The first half of the book, chapters 1 through 5, totals about 150 pages and constitutes a very terse, efficient look at single variable complex function theory, covering at least as much, and likely more, than is likely to be covered in a typical one-semester graduate course on the subject. After a very brief introduction to complex numbers, the author discusses analyticity and the Cauchy-Riemann equations, the Cauchy integral theorem and formula (including the homotopic version of the former), the Residue theorem and its application to contour integrals, analytic continuation, Runge’s approximation theorems, Mittag-Leffler’s theorem, infinite series and products (including Weierstrass factorization), the Riemann mapping theorem, and harmonic and subharmonic functions. Along the way, an interesting theorem is proved that characterizes simply connected domains in terms of holomorphic functions defined on them.
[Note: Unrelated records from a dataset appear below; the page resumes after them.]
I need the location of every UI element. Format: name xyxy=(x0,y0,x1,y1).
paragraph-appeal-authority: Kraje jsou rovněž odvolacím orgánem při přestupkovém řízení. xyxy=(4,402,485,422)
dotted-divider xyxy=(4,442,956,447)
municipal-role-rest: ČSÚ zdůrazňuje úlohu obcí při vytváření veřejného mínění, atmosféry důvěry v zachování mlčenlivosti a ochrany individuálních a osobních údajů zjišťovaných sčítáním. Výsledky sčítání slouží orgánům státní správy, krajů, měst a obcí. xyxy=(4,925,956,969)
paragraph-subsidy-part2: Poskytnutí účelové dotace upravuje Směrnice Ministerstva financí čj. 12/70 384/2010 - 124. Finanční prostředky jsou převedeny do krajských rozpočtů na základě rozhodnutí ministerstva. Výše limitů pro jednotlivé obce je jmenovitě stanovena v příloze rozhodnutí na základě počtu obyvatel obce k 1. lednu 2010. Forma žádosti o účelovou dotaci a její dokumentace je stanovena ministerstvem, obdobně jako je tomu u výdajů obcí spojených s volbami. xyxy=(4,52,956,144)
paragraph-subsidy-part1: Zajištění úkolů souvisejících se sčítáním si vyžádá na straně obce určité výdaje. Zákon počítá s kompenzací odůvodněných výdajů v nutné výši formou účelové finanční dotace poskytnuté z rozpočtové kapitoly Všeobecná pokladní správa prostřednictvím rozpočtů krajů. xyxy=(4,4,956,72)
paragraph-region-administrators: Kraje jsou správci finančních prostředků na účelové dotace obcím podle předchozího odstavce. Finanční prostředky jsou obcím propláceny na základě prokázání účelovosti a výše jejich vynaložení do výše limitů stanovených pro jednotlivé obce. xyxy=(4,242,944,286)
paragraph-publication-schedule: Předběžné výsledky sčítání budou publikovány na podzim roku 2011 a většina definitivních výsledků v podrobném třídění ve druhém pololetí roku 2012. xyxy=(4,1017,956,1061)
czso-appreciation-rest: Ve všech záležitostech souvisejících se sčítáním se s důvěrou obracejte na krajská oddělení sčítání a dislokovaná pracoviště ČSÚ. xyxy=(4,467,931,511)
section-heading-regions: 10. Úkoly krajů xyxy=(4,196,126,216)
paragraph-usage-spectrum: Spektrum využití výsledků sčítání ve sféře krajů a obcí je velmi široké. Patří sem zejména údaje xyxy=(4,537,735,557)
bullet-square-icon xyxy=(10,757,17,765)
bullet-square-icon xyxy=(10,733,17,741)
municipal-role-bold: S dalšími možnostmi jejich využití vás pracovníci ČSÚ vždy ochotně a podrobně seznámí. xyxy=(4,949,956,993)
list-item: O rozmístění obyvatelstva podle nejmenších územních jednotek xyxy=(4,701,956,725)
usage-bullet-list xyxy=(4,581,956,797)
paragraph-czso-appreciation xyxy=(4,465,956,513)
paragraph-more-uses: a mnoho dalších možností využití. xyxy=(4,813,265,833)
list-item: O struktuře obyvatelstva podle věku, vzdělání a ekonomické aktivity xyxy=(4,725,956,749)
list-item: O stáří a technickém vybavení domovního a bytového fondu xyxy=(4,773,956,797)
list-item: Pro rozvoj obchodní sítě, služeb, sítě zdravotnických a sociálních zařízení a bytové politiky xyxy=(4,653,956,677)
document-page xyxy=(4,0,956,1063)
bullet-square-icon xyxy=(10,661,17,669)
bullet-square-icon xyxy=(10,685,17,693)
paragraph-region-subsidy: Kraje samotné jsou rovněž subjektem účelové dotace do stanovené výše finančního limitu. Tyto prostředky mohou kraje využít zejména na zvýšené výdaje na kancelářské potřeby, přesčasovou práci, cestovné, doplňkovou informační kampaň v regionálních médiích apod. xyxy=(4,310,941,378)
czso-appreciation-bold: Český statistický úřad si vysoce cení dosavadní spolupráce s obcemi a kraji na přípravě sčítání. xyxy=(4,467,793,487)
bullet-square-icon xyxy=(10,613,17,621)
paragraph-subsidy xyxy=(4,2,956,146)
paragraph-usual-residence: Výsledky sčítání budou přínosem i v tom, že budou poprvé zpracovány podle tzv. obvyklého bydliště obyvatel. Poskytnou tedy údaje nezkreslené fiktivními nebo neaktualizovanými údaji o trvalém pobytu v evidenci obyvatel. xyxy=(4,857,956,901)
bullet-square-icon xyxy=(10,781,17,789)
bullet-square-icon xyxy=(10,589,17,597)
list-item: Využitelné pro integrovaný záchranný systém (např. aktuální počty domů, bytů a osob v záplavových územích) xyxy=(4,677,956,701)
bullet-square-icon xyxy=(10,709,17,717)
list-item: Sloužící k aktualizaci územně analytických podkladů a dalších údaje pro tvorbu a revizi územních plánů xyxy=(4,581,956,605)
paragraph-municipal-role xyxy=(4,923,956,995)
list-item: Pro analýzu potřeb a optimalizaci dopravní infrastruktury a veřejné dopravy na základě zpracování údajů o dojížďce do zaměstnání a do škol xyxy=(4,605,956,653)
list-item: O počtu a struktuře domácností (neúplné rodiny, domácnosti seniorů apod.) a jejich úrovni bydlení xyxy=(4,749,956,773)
Not all of these topics are done via functional analytic means, but several are. The Riemann Mapping theorem is proved via the space of holomorphic functions on a domain, as in Ash’s book, and Runge’s theorem on polynomial approximation is proved using the Hahn-Banach theorem.

Although no prior knowledge of complex analysis is assumed, I suspect that for most students, given the terseness of exposition and the reliance on functional analysis, this would not be the ideal place to learn this material for the first time -- but would be an excellent source for a second pass through this material.

One mathematical quibble: the author quotes the Looman-Menchoff theorem as stating that a function \(f=u+iv\) defined on a domain \(D\) of the complex plane and satisfying the Cauchy-Riemann equations on \(D\), must be holomorphic on \(D\); in lieu of a proof, he cites Narasimhan’s book on complex variables. Without additional conditions on \(f\), however, this is false: the actual statement of the Looman-Menchoff theorem assumes continuity of \(f\) (and this is the way Narasimhan states the result).

The second half of the book covers the theory of several complex variables, which (to my mind anyway) has always seemed considerably more difficult than the single-variable theory, perhaps because I was exposed to this material from Hormander’s book, which is certainly a classic but which is not exactly a stroll in the park.

The theory of complex variables changes substantially when one passes from one variable to several. Results that were true in the one-variable case are not necessarily true in the multidimensional setting, and entirely new ideas appear. Several survey articles have been written which attempt to provide an idea of how the several variable theory behaves, including Range’s article “Complex Analysis: A Brief Tour into Higher Dimensions” in the February 2003 Monthly and Chakrabarti’s less technical “Several Complex Variables Are Better Than Just One” in the August 2011 issue of Resonance. Chapter 6 of Haslinger’s book also provides a survey of some of the different ideas, and introduces some terminology that will be used in the sequel.

Starting with chapter 7, the theory is developed further. Functional analysis is used extensively in this part of the book, because, for example, a major tool in this subject is the theory of Bergman spaces, which are certain kinds of Hilbert spaces. This functional-analytic material is not assumed but is developed as needed in the book. So, for example, we have extended discussions on such topics as introductory Hilbert space theory, compact operators (including the spectral theorem for compact self-adjoint operators on a Hilbert space), unbounded operators, and distributions and Sobolev spaces. These topics are then applied to problems in several complex analysis, mostly through study of the delta-bar operator and the inhomogenous Cauchy-Riemann equations.

This is a succinct and fairly demanding book, but it is one that repays serious effort. The first half alone, a well-written and elegant exposition of the single variable theory for mathematically mature readers, is worth the price of admission. In addition, because there are not a lot of recent textbooks that cover the multi-variable theory (Gauthier’s Lectures on Several Complex Variables is a relatively new and quite short text on the subject, but does not, as far as I can tell from a quick perusal of the table of contents, do so from a functional analytic perspective), the second half is novel and adds to the value of this book. Professional analysts, or those who aspire to become professional analysts, will want to own this book.

Mark Hunacek (mhunacek@iastate.edu) teaches mathematics at Iowa State University.